It isn’t clear to me how many rooms were available to let in the old Cecil, but almost certainly fewer than 10. The proprietress during the time it was known as the Cecil, ca1905-09, was Mrs. Fanny Grieve. (In earlier years (ca1901-04), when the establishment was known as “The Southern”, a Mrs. McLusky was owner/manager.) I cannot trace Mrs. Grieve beyond mention made of her in Vancouver Directories in connection with the old Cecil.*
As far as I can determine based on period photos and on Vancouver directories, the building which housed the Southern/Cecil rooms didn’t exist as such before the turn of the century. (Although the photo above indicates that the buildings were there as early as the late 1880s – probably initially used as single family dwellings or, perhaps, as un-named rooming houses). I don’t know what the inscription on the top of the building adjacent to the older, wood-frame Y is or signifies: “Elute”? “Clute”?
The building that housed the old Cecil didn’t seem to endure long after 1909. It was replaced by the Selkirk block, evidently, around that time. The Selkirk was ultimately replaced by one of several Woodward’s department store extensions. Today, the former Cecil/Selkirk/Woodward’s property is occupied in part by SFU’s Goldcorp Centre for the Arts.
Notes
*For more details about Fanny Grieve, see the comment below from Changing City.

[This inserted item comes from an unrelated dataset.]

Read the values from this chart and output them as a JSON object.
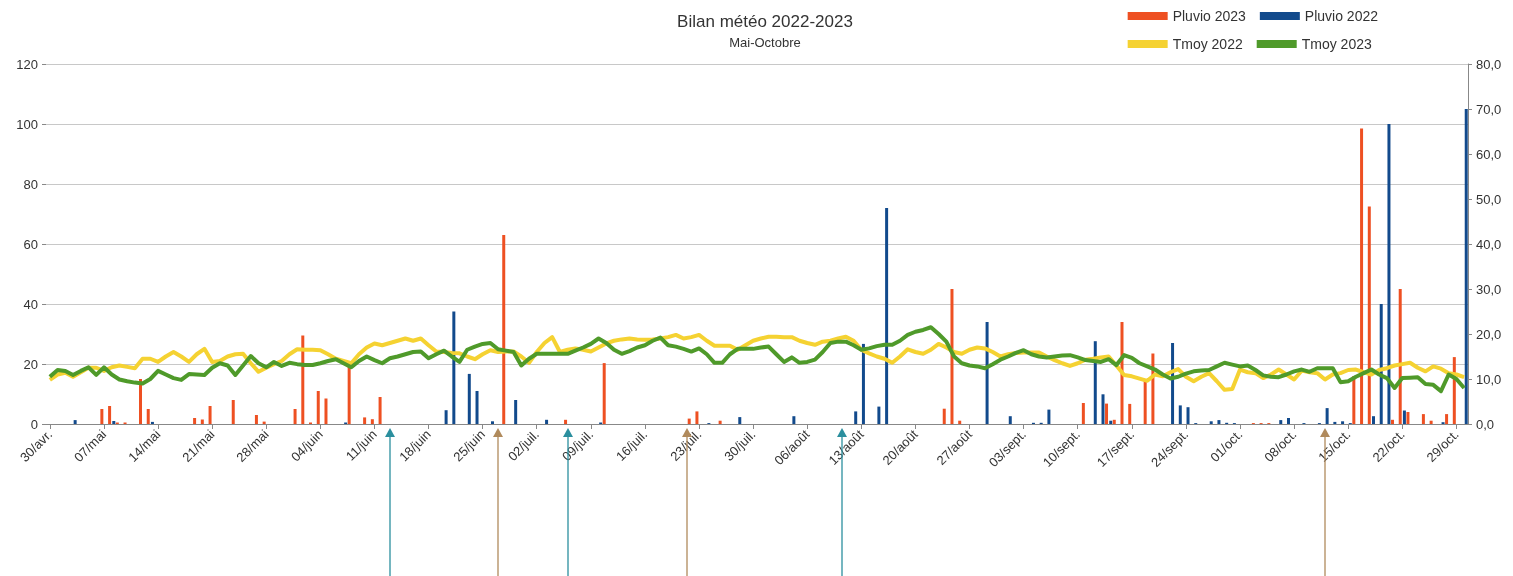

It’s likely that Fanny was born in Ontario in 1860, married in 1882 and was still in Huron in Ontario with her husband, Hugh, in 1891. She was helping him run a boarding house in Cowichan in 1901 (when the census called her Fannie). She was born Fanny Fowler, and had two daughters, Agnes and Mona. (Only Mona is recorded in the 1901 census), The family seem to have moved away, but retained ties to the city as Mona was married in Vancouver in 1920, and died in New Westminster in 1982.
Thanks very much for filling in some blanks pertaining to Mrs. Grieve.